Lewandowski urges that the abuse of the writ issue was waived by the State when it failed to specify this matter in its objections to the magistrate's report. We agree. We further find that the State's general reliance on the Supreme Court's latest pronouncement on abuse of the writ issues, McCleskey v. Zant, 499 U.S. ----, 111 S. Ct. 1454, 113 L. Ed. 2d 517 (1991), is not dispositive. McCleskey is "inapplicable to the present case because the controversy before us [is] neither borne of the same circumstances nor [does] it satisfy the rationale underpinning" the Supreme Court's latest habeas analysis. Turner v. State of Tennessee, 940 F.2d 1000 (6th Cir. 1991) (concluding that the Supreme Court's latest habeas analysis in Alabama v. Smith, 490 U.S. 794, 109 S. Ct. 2201, 104 L. Ed. 2d 865 (1989), did not apply to the facts of Turner) . In McCleskey, the Supreme Court found that the habeas petitioner, who had made a prior federal habeas claim, abused the writ with a later Massiah claim.

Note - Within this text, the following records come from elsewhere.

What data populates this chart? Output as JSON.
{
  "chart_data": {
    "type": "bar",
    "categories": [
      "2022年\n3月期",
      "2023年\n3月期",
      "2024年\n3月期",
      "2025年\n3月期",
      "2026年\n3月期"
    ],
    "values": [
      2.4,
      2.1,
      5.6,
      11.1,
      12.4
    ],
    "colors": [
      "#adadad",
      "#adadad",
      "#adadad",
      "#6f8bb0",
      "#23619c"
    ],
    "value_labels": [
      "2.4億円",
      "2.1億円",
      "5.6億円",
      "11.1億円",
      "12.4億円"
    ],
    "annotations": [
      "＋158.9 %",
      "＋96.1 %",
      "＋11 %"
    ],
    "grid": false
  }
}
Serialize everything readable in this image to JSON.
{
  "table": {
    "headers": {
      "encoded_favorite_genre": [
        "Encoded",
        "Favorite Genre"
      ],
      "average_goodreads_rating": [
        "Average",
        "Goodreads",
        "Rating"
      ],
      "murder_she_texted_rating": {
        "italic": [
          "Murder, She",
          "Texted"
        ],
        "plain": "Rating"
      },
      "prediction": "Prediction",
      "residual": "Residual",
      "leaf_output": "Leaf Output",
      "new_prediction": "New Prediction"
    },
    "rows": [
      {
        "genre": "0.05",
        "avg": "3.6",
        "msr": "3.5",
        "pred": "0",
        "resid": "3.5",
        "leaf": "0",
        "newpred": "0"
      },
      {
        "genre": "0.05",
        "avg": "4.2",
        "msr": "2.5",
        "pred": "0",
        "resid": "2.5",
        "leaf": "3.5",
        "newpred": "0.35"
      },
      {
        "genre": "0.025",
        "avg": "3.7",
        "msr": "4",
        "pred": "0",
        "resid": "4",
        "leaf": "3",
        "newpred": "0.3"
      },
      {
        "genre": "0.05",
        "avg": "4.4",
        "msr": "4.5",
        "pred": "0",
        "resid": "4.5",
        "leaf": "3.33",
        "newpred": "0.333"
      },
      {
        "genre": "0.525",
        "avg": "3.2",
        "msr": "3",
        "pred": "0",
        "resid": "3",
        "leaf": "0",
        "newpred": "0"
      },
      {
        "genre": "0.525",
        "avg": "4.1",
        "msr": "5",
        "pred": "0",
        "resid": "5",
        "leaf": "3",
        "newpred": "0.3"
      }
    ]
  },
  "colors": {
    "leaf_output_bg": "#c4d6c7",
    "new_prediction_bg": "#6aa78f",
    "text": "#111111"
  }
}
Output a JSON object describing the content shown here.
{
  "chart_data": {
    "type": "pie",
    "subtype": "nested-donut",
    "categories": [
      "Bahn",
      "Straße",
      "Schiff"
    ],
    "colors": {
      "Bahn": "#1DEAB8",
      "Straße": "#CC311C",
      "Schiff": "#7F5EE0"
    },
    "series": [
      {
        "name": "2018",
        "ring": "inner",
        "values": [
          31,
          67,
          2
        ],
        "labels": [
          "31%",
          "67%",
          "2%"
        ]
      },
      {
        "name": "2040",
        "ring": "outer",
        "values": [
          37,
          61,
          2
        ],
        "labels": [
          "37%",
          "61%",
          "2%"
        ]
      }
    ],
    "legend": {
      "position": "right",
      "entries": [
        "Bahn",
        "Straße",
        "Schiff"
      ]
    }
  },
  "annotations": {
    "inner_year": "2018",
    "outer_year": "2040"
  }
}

The circumstances indicated that McCleskey could have raised his Massiah claim much earlier. McCleskey, 111 S. Ct. at 1472-75. The McCleskey Court held that an abuse of the writ occurs where there is deliberate abandonment of a habeas claim or where there is inexcusable neglect, id. at 1467, and that in the latter situation, courts should review the matter under the standard used in making procedural default determinations. Id. at 1468.
We find that the district court did not abuse its discretion by failing to find Lewandowski abused the writ. Under the facts of this case and particularly in light of the State's failure to renew its abuse of the writ claim following the magistrate's findings, we find McCleskey inappropriate for our analysis. Even were McCleskey somehow applicable, the McCleskey Court emphasized that the cause and prejudice analysis, used in making procedural default determinations, would apply in abuse of the writ cases where inexcusable neglect is alleged. Id. Thus, because we have determined that Lewandowski received ineffective assistance of counsel, under McCleskey's cause and prejudice analysis, the district court did not abuse its discretion when it failed to find an abuse of the writ by Lewandowski.
Therefore, for the foregoing reasons, the judgment of the district court is affirmed.